Roman glanced at her and his eyes narrowed as he looked back at Sebastian. “You’re the computer jerk,” he said, plucking his sodden tee-shirt away from his chest.
“Ah, yeah. I guess that’s me.” Sebastian scratched at his hair and gave a bashful grin.
Roman nodded. “You’re working for Garrett, then.”
“Guilty. Say, man, can I get you some clean clothes or something?” Sebastian waved his hand at Roman’s jeans. Most of one hip had taken the bulk of the beer, and his tee-shirt had soaked up the rest.
“Well, we’ve established you’re guilty about one thing,” Roman replied. “If I hadn’t been watching you as I walked past the table and known your head never moved to sight me, I’d swear you were guilty of dumping this on me, too.” He scowled. “So if you’ll just let me by, we’ll call it even.”

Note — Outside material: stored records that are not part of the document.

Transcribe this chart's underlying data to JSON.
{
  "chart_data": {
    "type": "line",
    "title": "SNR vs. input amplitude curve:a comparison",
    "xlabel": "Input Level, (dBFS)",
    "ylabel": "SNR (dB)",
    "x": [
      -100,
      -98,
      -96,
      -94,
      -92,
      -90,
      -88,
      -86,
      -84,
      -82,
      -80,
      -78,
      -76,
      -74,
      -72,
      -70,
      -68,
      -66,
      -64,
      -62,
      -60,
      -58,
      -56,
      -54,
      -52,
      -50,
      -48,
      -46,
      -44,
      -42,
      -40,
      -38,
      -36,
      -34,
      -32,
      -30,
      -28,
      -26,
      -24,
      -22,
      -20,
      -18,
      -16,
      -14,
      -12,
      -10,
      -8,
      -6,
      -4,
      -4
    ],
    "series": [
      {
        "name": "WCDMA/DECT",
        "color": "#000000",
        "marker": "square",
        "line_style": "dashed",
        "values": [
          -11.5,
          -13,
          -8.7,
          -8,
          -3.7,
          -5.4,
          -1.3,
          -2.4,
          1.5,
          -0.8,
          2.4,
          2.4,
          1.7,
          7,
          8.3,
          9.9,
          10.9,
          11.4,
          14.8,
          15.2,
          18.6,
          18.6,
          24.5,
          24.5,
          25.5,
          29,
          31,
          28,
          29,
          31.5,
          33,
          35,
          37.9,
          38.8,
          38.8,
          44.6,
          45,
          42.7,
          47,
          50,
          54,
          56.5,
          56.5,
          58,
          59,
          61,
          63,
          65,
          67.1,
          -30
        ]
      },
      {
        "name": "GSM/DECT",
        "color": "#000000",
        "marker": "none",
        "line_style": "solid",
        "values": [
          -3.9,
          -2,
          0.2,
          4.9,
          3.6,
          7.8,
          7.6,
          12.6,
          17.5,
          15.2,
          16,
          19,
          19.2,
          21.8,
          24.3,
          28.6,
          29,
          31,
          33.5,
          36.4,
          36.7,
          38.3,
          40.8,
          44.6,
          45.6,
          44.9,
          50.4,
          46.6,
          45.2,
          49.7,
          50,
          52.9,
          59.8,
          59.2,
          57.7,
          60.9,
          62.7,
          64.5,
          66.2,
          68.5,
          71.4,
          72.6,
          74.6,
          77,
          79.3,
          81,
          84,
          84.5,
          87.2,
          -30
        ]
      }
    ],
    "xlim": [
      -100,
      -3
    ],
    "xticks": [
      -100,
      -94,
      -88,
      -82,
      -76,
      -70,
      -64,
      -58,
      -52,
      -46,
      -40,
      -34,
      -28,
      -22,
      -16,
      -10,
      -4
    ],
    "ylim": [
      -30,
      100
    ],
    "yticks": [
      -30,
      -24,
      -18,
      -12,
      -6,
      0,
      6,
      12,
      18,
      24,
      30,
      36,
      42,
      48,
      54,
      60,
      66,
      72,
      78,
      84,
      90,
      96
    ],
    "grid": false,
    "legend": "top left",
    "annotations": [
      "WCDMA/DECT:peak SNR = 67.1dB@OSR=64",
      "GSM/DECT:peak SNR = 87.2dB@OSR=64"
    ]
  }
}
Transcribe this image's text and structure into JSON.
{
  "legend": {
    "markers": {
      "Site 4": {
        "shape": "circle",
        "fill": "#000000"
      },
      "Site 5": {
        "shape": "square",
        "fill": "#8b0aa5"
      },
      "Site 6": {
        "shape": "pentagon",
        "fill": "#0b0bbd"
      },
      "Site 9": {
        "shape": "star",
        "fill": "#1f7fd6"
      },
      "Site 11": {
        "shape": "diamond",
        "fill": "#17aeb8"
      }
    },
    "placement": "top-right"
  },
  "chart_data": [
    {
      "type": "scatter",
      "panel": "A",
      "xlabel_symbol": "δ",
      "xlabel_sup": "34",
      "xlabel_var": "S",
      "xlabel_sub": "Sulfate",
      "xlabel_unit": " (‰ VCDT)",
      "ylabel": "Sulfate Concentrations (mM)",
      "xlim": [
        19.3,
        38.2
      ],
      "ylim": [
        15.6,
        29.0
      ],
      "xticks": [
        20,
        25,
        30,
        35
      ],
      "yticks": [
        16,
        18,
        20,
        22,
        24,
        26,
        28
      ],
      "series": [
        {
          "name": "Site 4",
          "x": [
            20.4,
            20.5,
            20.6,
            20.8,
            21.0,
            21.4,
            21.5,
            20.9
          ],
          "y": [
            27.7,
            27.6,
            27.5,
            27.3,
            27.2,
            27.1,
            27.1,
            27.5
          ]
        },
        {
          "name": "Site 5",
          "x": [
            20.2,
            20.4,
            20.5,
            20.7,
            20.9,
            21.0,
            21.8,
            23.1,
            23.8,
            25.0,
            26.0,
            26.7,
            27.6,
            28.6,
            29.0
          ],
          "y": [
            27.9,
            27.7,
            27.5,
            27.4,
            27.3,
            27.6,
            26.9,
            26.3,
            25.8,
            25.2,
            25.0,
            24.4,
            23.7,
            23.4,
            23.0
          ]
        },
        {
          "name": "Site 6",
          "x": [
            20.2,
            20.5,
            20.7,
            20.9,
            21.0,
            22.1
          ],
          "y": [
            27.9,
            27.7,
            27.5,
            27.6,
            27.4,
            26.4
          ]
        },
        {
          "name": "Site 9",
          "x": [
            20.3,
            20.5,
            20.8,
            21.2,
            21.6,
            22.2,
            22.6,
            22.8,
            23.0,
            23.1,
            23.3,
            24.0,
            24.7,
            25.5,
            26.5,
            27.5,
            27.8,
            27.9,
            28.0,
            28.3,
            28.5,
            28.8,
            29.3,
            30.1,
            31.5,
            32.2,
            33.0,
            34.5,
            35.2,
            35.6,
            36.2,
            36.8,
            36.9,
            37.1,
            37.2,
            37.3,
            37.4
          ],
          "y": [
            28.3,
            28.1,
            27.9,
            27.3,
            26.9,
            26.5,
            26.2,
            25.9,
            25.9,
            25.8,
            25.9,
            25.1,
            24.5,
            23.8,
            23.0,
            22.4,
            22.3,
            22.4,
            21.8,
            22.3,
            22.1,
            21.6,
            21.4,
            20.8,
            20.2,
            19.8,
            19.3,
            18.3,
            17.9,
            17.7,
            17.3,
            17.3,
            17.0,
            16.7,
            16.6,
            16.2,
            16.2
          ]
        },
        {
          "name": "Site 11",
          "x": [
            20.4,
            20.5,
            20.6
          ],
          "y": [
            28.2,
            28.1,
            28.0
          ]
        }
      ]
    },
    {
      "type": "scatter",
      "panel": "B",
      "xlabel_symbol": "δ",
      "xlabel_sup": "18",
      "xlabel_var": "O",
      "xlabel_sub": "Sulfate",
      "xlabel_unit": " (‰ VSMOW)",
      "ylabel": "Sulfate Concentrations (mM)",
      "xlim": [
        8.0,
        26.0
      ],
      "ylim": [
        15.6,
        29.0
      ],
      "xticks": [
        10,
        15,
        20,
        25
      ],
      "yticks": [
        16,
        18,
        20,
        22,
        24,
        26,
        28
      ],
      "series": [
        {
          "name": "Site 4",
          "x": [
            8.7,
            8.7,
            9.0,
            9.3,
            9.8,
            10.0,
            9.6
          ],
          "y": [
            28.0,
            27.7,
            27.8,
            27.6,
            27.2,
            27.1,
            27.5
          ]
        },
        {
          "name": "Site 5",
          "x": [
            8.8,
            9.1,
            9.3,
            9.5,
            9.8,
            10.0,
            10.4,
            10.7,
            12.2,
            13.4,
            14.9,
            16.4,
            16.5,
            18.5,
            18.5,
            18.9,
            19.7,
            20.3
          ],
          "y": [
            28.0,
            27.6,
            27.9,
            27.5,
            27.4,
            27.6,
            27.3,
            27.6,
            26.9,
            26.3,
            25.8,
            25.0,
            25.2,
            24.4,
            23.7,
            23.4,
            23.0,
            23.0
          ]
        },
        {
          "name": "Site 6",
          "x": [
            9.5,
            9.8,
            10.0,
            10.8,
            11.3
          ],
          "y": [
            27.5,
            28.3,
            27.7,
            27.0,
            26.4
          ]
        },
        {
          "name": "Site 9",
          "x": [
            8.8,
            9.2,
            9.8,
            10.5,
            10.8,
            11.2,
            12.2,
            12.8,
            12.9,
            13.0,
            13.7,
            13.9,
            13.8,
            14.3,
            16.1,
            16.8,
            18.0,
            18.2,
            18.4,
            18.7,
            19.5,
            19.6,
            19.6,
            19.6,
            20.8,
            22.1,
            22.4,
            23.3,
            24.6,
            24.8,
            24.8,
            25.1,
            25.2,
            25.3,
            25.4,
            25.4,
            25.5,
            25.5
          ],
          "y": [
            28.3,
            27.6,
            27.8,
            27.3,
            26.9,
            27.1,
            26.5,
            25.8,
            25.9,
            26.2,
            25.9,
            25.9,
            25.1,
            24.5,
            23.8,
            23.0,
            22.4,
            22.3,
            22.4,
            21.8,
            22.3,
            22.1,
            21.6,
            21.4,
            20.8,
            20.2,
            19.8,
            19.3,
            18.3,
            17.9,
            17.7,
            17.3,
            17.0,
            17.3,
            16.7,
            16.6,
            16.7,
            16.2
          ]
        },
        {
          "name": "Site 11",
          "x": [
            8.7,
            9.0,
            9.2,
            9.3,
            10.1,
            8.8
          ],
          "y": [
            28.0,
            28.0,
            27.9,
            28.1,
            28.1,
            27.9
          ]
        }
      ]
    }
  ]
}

“Hey, I can’t let you go without apologizing properly, man!”
Roman’s scowl darkened. “Get out of my way or I’ll move you out of the way myself.” He paused and smiled. “You’ll really wish you’d moved under you own steam, believe me.”
* * * * *
Kate found the darkest corner of the enclosed yard they dared to call a garden, where lights from the bar didn’t spill out through the fly-spotted windows. She pulled a plastic chair over from the nearest table and sat down with a sigh of relief as her feet throbbed and tingled. She had been on them all day, she realized.
The noise from inside was mildly muted out here and in the way of the dessert, it was one of those nights that had suddenly turned cool for no rhyme or reason. The touch of cold air on her face was refreshing. It was cool enough that she would need to head back inside soon, but for now, solitude was more attractive.